Martedì 24 Dicembre 2024

Alessandra Pagnotta e la ricetta della famiglia (quasi) perfetta

Alessandra Pagnotta e la ricetta della famiglia (quasi) perfetta

Stasera, 10 agosto, a San Vito Lo Capo (alle 21.30), l’attrice palermitana Alessandra Pagnotta e la madre Anna Maria Bonaccorso saranno ospiti della manifestazione “Libri, autori e bouganville” per parlare del loro  “Ricette di una famiglia siciliana. Storie di grandi abbuffate e solenni arrabbiature”(Edizioni Leima). Uno sguardo ironico e affettuoso sulla Sicilia degli anni ’50 e ’60, dove la cucina tradizionale della nostra Terra è il fil rouge delle vicende dei Paternò e del capofamiglia Don Ciccio, siciliano purosangue amante della buona tavola, di cui spesso non riesce a gustarne appieno le prelibatezze a causa dei tragicomici eventi dei membri della sua famiglia. Un mondo tradizionale che non esiste più e, come il protagonista della storia, si scontra con una serie di inevitabili cambiamenti interni ed esterni. La parte narrativa del volume è curata da Alessandra Pagnotta, mentre trascrizioni delle ricette e illustrazioni sono rispettivamente di Anna Maria Bonaccorso e di Roberto Pagnotta. Abbiamo raggiunto l’attrice per saperne di più.

Come è nata l’idea di ambientare la vicenda tra due decadi così dense di cambiamenti storici anche per la Sicilia?

“E’ un’epoca che mia madre ricorda con grande affetto e nostalgia e, dal momento che il libro è basato sui suoi ricordi di famiglia, rielaborati con ironia, si parte da quel periodo storico. L’idea di iniziare con gli anni ’50 e concludere coi ’60 si è sviluppata in fieri e ha avuto un senso, perché la tematica del cambiamento era parte del nostro progetto, ma anche caratteristica tipica di quelle decadi. Abbiamo così inteso narrare come il mondo si trasformasse, e come per molte persone fosse difficile adattarsi al cambiamento. Il protagonista della nostra storia, infatti, è uno di questi, legato a un modo di pensare all’antica fatto di valori e principi molto radicati”.

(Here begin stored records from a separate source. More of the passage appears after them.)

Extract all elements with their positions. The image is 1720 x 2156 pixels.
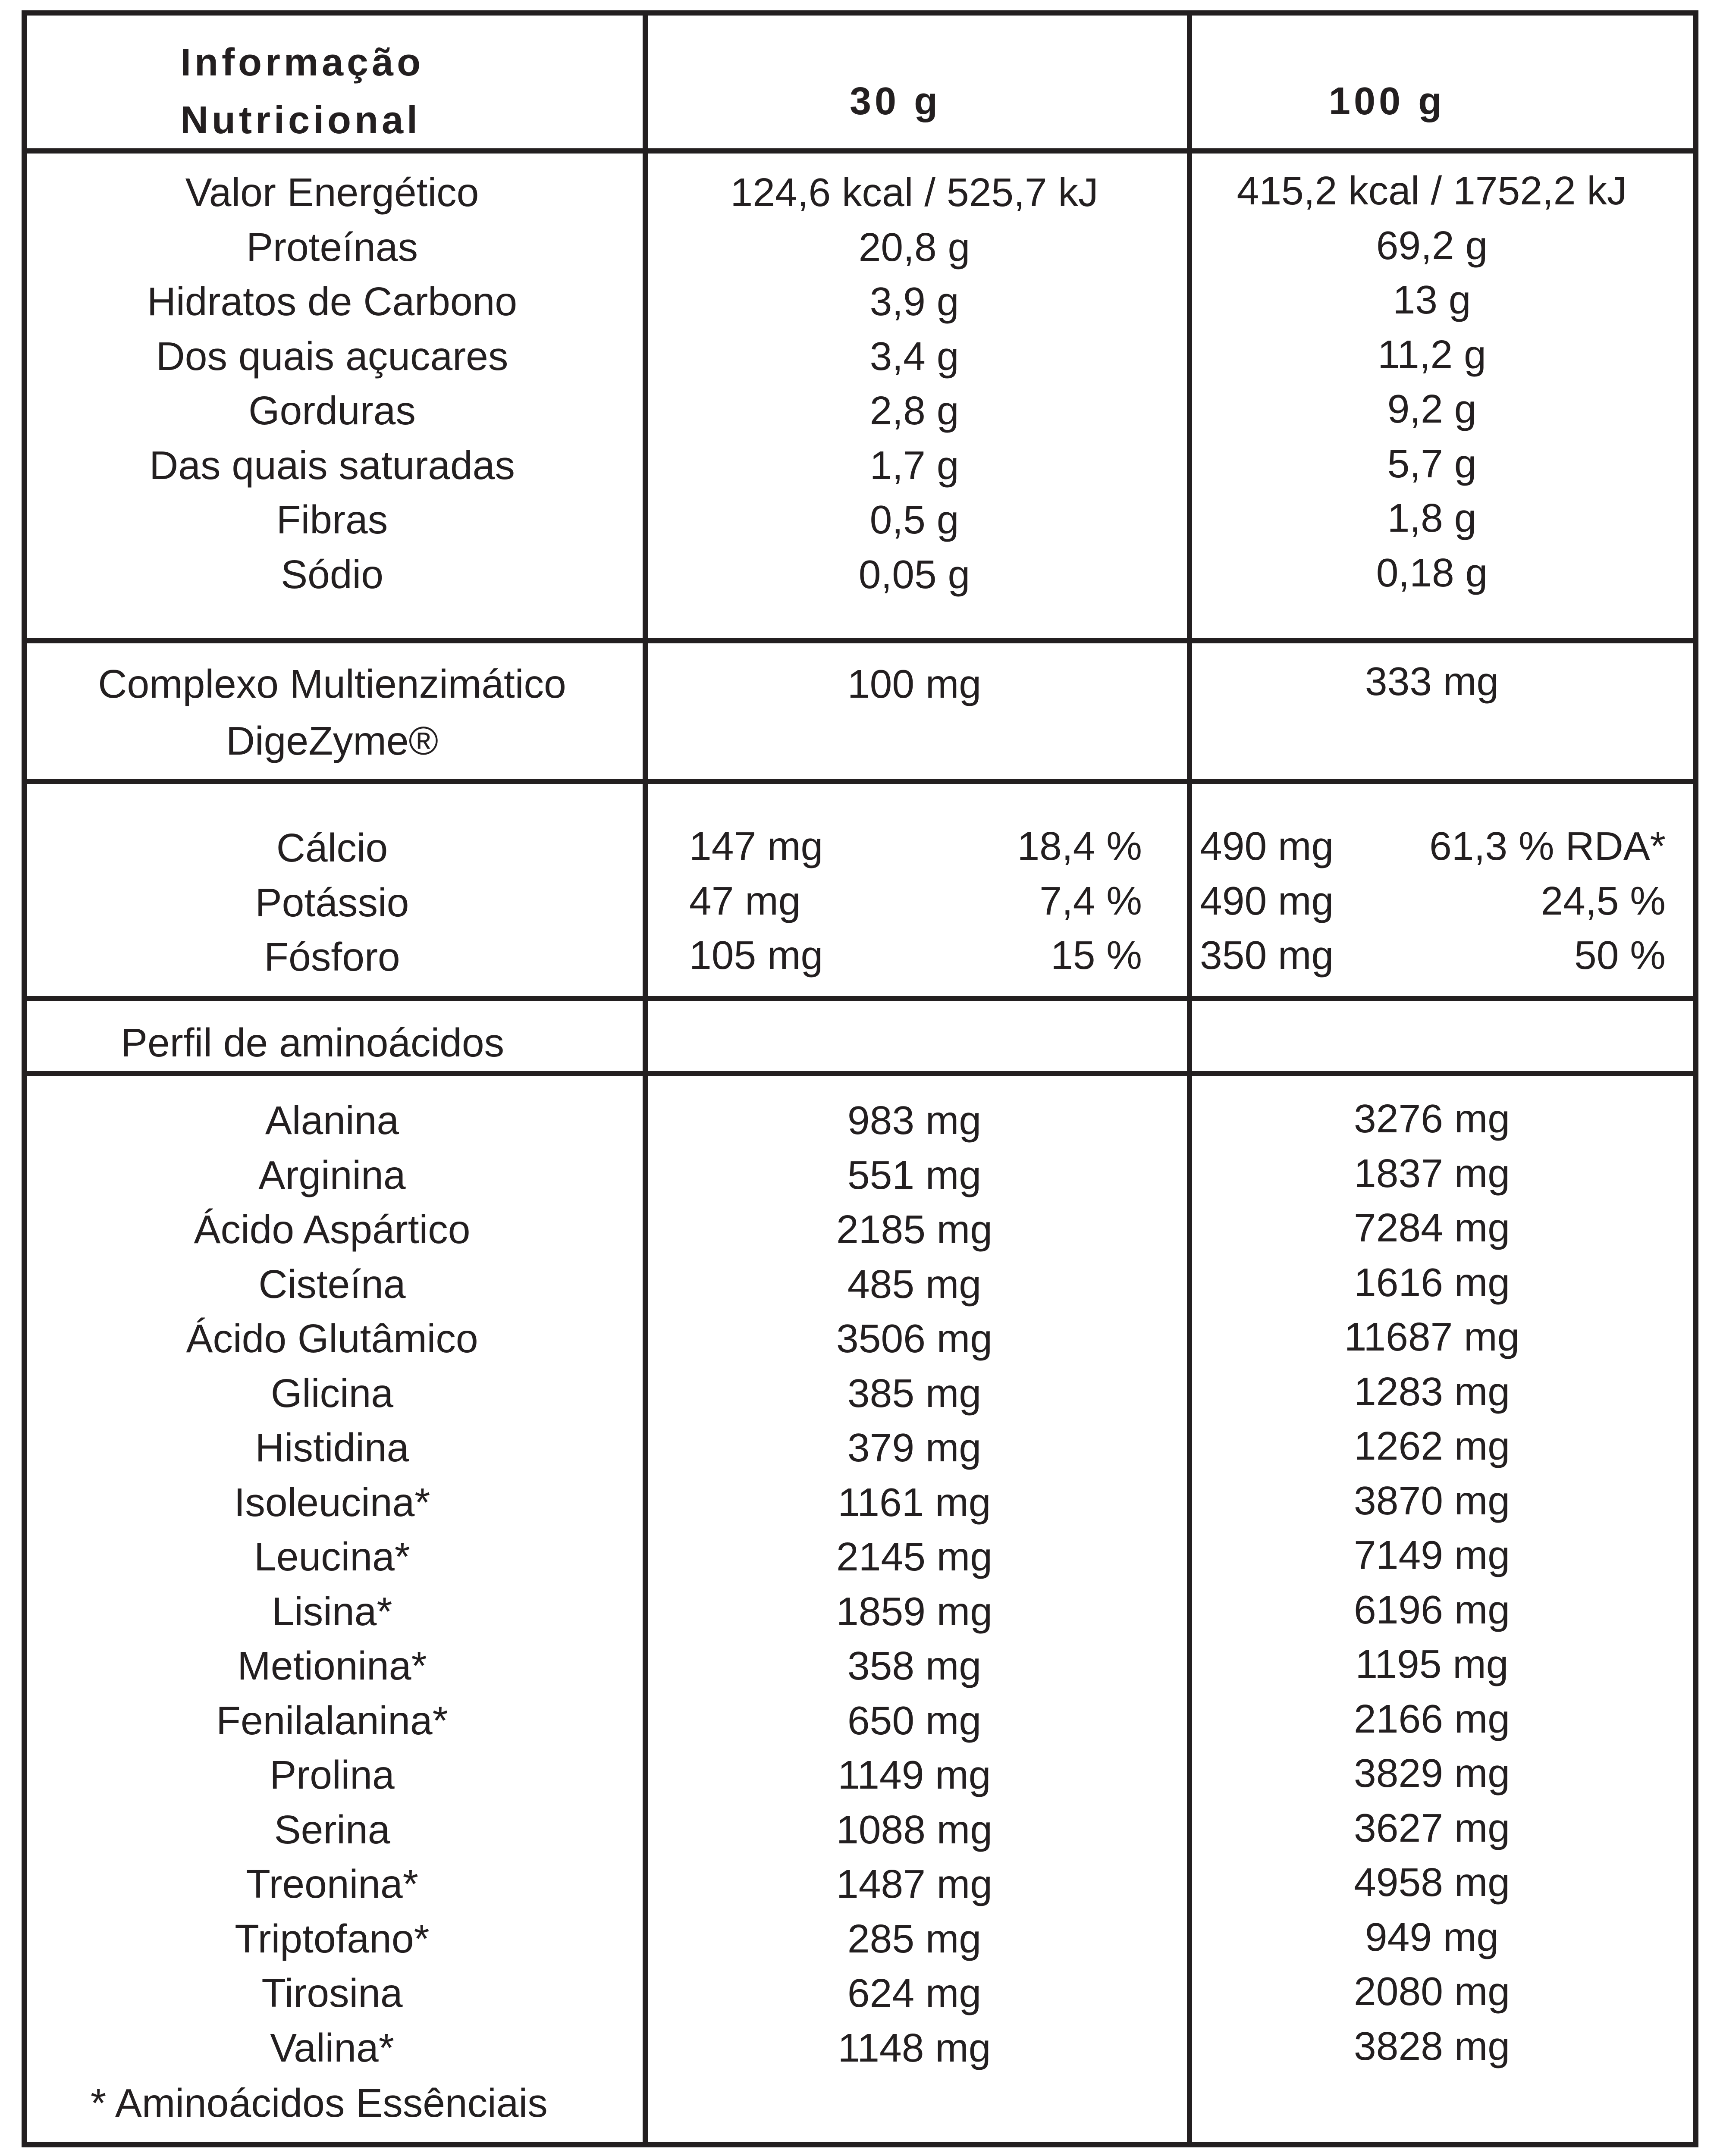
nutrient-value-30g: 20,8 g xyxy=(858,224,970,270)
mineral-pct-100g: 50 % xyxy=(1574,933,1666,978)
enzyme-value-100g: 333 mg xyxy=(1365,659,1499,704)
amino-acid-value-30g: 1148 mg xyxy=(838,2025,991,2070)
amino-acid-value-100g: 3829 mg xyxy=(1354,1751,1510,1796)
enzyme-value-30g: 100 mg xyxy=(847,661,982,706)
enzyme-name-line1: Complexo Multienzimático xyxy=(98,661,566,706)
amino-acid-name: Prolina xyxy=(270,1752,395,1797)
left-border xyxy=(22,10,27,2147)
mineral-mg-100g: 490 mg xyxy=(1200,824,1334,868)
mineral-name: Cálcio xyxy=(276,825,388,870)
amino-acid-name: Glicina xyxy=(270,1370,394,1416)
header-divider xyxy=(22,148,1698,154)
amino-acid-value-30g: 2145 mg xyxy=(836,1534,992,1579)
amino-acid-value-30g: 385 mg xyxy=(847,1370,982,1416)
amino-acid-value-30g: 983 mg xyxy=(847,1098,982,1143)
column-divider-1 xyxy=(643,10,648,2147)
essential-amino-footnote: * Aminoácidos Essênciais xyxy=(91,2081,548,2125)
amino-acid-value-100g: 1195 mg xyxy=(1355,1642,1509,1686)
nutrient-value-30g: 0,05 g xyxy=(858,552,970,597)
nutrient-value-30g: 3,9 g xyxy=(869,279,959,324)
nutrient-name: Das quais saturadas xyxy=(149,442,515,488)
amino-header-divider xyxy=(22,1071,1698,1076)
mineral-mg-100g: 490 mg xyxy=(1200,878,1334,923)
amino-acid-value-100g: 3828 mg xyxy=(1354,2023,1510,2068)
nutrient-value-100g: 1,8 g xyxy=(1387,495,1477,540)
mineral-pct-30g: 7,4 % xyxy=(1039,878,1142,923)
mineral-pct-100g: 61,3 % RDA* xyxy=(1429,824,1666,868)
amino-acid-value-100g: 949 mg xyxy=(1365,1914,1499,1959)
mineral-mg-100g: 350 mg xyxy=(1200,933,1334,978)
amino-acid-value-30g: 551 mg xyxy=(847,1152,982,1197)
amino-acid-value-30g: 1161 mg xyxy=(838,1479,991,1525)
amino-acid-value-100g: 4958 mg xyxy=(1354,1860,1510,1905)
nutrient-value-30g: 124,6 kcal / 525,7 kJ xyxy=(730,170,1099,215)
amino-acid-name: Ácido Glutâmico xyxy=(186,1316,478,1361)
mineral-mg-30g: 105 mg xyxy=(689,933,823,978)
nutrient-value-100g: 13 g xyxy=(1393,277,1471,322)
amino-acid-name: Treonina* xyxy=(246,1861,418,1906)
amino-acid-value-100g: 3627 mg xyxy=(1354,1805,1510,1850)
nutrient-value-30g: 3,4 g xyxy=(869,333,959,379)
amino-acid-value-30g: 379 mg xyxy=(847,1425,982,1470)
amino-acid-name: Valina* xyxy=(270,2025,394,2070)
amino-acid-value-100g: 3870 mg xyxy=(1354,1478,1510,1523)
amino-profile-header: Perfil de aminoácidos xyxy=(121,1020,505,1065)
nutrient-name: Valor Energético xyxy=(185,170,479,215)
amino-acid-name: Cisteína xyxy=(258,1261,406,1307)
amino-acid-value-30g: 624 mg xyxy=(847,1971,982,2015)
mineral-pct-30g: 18,4 % xyxy=(1017,824,1142,868)
amino-acid-name: Serina xyxy=(274,1807,390,1852)
energy-divider xyxy=(22,638,1698,643)
amino-acid-name: Lisina* xyxy=(272,1589,392,1634)
amino-acid-name: Metionina* xyxy=(237,1643,427,1688)
amino-acid-value-100g: 7149 mg xyxy=(1354,1532,1510,1577)
amino-acid-value-30g: 485 mg xyxy=(847,1261,982,1307)
top-border xyxy=(22,10,1698,16)
nutrient-value-30g: 2,8 g xyxy=(869,388,959,433)
header-title-line1: Informação xyxy=(180,41,424,84)
nutrient-value-30g: 0,5 g xyxy=(869,497,959,542)
amino-acid-value-100g: 3276 mg xyxy=(1354,1096,1510,1141)
mineral-pct-30g: 15 % xyxy=(1051,933,1142,978)
minerals-divider xyxy=(22,996,1698,1001)
nutrient-value-100g: 0,18 g xyxy=(1376,550,1488,595)
amino-acid-value-100g: 11687 mg xyxy=(1344,1314,1520,1359)
amino-acid-value-100g: 1837 mg xyxy=(1354,1150,1510,1196)
nutrient-value-30g: 1,7 g xyxy=(869,442,959,488)
header-col-30g: 30 g xyxy=(849,80,942,123)
amino-acid-name: Triptofano* xyxy=(235,1916,430,1961)
amino-acid-name: Histidina xyxy=(255,1425,409,1470)
nutrient-name: Hidratos de Carbono xyxy=(147,279,518,324)
mineral-pct-100g: 24,5 % xyxy=(1541,878,1666,923)
amino-acid-name: Ácido Aspártico xyxy=(194,1207,471,1252)
nutrient-name: Proteínas xyxy=(246,224,418,270)
amino-acid-name: Tirosina xyxy=(261,1971,403,2015)
amino-acid-value-100g: 2080 mg xyxy=(1354,1969,1510,2014)
nutrient-name: Gorduras xyxy=(248,388,416,433)
amino-acid-value-100g: 6196 mg xyxy=(1354,1587,1510,1632)
amino-acid-value-30g: 2185 mg xyxy=(836,1207,992,1252)
amino-acid-value-30g: 1487 mg xyxy=(836,1861,992,1906)
header-title-line2: Nutricional xyxy=(180,99,421,142)
right-border xyxy=(1693,10,1698,2147)
amino-acid-value-30g: 3506 mg xyxy=(836,1316,992,1361)
enzyme-name-line2: DigeZyme® xyxy=(226,718,439,763)
header-col-100g: 100 g xyxy=(1328,80,1446,123)
amino-acid-name: Fenilalanina* xyxy=(216,1698,448,1743)
amino-acid-name: Leucina* xyxy=(254,1534,410,1579)
amino-acid-value-100g: 7284 mg xyxy=(1354,1205,1510,1250)
nutrient-value-100g: 5,7 g xyxy=(1387,441,1477,486)
bottom-border xyxy=(22,2142,1698,2147)
amino-acid-value-30g: 1859 mg xyxy=(836,1589,992,1634)
amino-acid-name: Alanina xyxy=(265,1098,399,1143)
amino-acid-value-30g: 1149 mg xyxy=(838,1752,991,1797)
amino-acid-value-100g: 1283 mg xyxy=(1354,1369,1510,1414)
enzyme-divider xyxy=(22,779,1698,784)
nutrient-name: Fibras xyxy=(276,497,388,542)
mineral-name: Potássio xyxy=(255,880,409,925)
amino-acid-value-30g: 358 mg xyxy=(847,1643,982,1688)
nutrient-value-100g: 69,2 g xyxy=(1376,222,1488,268)
amino-acid-name: Isoleucina* xyxy=(234,1479,430,1525)
amino-acid-value-30g: 1088 mg xyxy=(836,1807,992,1852)
amino-acid-value-100g: 1616 mg xyxy=(1354,1260,1510,1305)
nutrient-value-100g: 9,2 g xyxy=(1387,386,1477,431)
amino-acid-value-100g: 2166 mg xyxy=(1354,1696,1510,1741)
nutrient-name: Dos quais açucares xyxy=(156,333,508,379)
amino-acid-name: Arginina xyxy=(258,1152,406,1197)
nutrient-value-100g: 11,2 g xyxy=(1378,332,1486,377)
mineral-mg-30g: 47 mg xyxy=(689,878,801,923)
mineral-mg-30g: 147 mg xyxy=(689,824,823,868)
column-divider-2 xyxy=(1187,10,1192,2147)
amino-acid-value-30g: 650 mg xyxy=(847,1698,982,1743)
nutrient-value-100g: 415,2 kcal / 1752,2 kJ xyxy=(1237,168,1627,213)
nutrient-name: Sódio xyxy=(281,552,383,597)
amino-acid-value-30g: 285 mg xyxy=(847,1916,982,1961)
mineral-name: Fósforo xyxy=(264,934,400,979)
amino-acid-value-100g: 1262 mg xyxy=(1354,1423,1510,1468)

Qual era il fascino di quegli anni?

“Sicuramente c’era più genuinità nella vita, nei costumi e nelle abitudini. Si vivevano le tradizioni con una semplicità che oggi si è persa. Soprattutto non esiste più l’idea di famiglia di allora, perchè anche nel caso di un nucleo allargato, il capofamiglia  aveva la responsabilità di gestire alcuni membri che si aggiungevano, come le sorelle rimaste vedove o non sposate. Le famiglie allargate di oggi sono invece molto diverse, anche nel  modo di stare assieme. Ad esempio, si sta a tavola, guardando contemporaneamente la televisione; cosa impensabile in un contesto come quello di Don Ciccio, ove il momento conviviale era sacro, come emblema dell’unità familiare, senza Internet e telefonini”.

La nostra cucina siciliana ha un ruolo di spicco nelle vicende di Don Ciccio e della sua famiglia…

“La cucina ha infatti un ruolo centrale, perché la stessa idea del libro è partita dall’apprezzamento per la gastronomia siciliana, stando a tavola con gli amici che gustavano questi piatti e ogni volta chiedevano come li avevamo preparati. Per cui abbiamo deciso di mettere per iscritto le ricette e tramandarle; ma c’è stata la spinta ulteriore dell’osservare come assieme al cibo, venissero fuori ricordi associati alla ricorrenze, alle usanze... Così abbiamo fatto della cucina il fil rouge della storia, sia dal punto di vista della preparazione delle ricette, che del racconto del fatto conviviale, come piacere dello stare a tavola, con tutto ciò che vi ruota intorno. Per incuriosire il lettore abbiamo inserito anche altri elementi legati alle espressioni culinarie. Alcune ricorrenze religiose, per esempio, sono legate a determinate tradizioni gastronomiche, a Palermo come in tutta la Sicilia”.

Cosa pensi della nouvelle cuisine, delle rivisitazioni dei nostri piatti, ove la tradizione gastronomica si coniuga con l’innovazione?

“A me le rivisitazioni piacciono e mi piace mangiare in posti dove si rielaborano i piatti tradizionali con qualche ingrediente che aggiunge un aroma particolare. Come diciamo nell’introduzione, l’unica cosa che non amiamo della nouvelle cuisine sono le scarse porzioni che lasciano poco soddisfatti, e non danno quell’appagamento tipico di una portata sostanziosa. Credo sia una peculiarità tipica di noi siciliani non amare le porzioni minime: andiamo a mangiare in posti dove possiamo sentirci sazi e appagati”.